I have some silver steel in oil and water hardening that I stock.
I've run into air hardening accidentally a few times with mystery metal I got from surplus. I was machining away, and the material got hot and self hardened before I got finished. It didn't get that hot. That ended up scrapping the part, one time I broke a tap off. I have used my heat treat furnace to anneal tool steels so I could repair some part of them, then heat treat them again (and I've removed broken taps that way). For oil hardening, the 400F was the desired temp for a bearing surface.
I did make a draw bar for the band saw (blade tensioning), as the original metric bolt they used had thread failure (just soft no grade bolt). So I had a piece of oil hardening rod in the right diameter, ran the die on it, then heat treated it, so the threads did not get buggered up again. I did not temper, it snapped during band tightening, so I remade it and tempered it. It was one of those cheap imports 6x4 bandsaws. I didn't think tempering would be needed.

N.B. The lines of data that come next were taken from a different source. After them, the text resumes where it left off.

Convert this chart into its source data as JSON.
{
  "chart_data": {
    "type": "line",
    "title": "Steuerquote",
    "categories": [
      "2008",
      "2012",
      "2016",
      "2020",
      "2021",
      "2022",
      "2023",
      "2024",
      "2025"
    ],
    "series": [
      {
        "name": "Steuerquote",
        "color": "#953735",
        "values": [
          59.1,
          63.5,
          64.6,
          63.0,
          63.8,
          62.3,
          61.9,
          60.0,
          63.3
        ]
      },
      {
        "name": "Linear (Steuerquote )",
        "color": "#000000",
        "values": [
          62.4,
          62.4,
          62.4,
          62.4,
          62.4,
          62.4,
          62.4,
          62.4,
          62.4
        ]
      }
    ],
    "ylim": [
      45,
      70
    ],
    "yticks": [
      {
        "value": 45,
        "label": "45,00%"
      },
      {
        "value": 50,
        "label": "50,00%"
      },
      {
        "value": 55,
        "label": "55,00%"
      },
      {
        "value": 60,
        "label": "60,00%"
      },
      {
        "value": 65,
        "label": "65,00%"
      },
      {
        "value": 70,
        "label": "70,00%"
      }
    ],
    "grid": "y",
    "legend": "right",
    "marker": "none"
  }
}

I believe that air hardening would be for cutting tools, you may make it work for this application. But you have lots of machining to do. The oil hardening does expand on hardening, memory is about .002/inch of material. Should not be a problem if you do the final grinding with tool post grinder on your lathe, as you're leaving material to grind to the bearing fit.
I just have a can of either engine oil or vegetable oil, they bot seem to work. But I'm no expert in making a long shaft that is straight when done.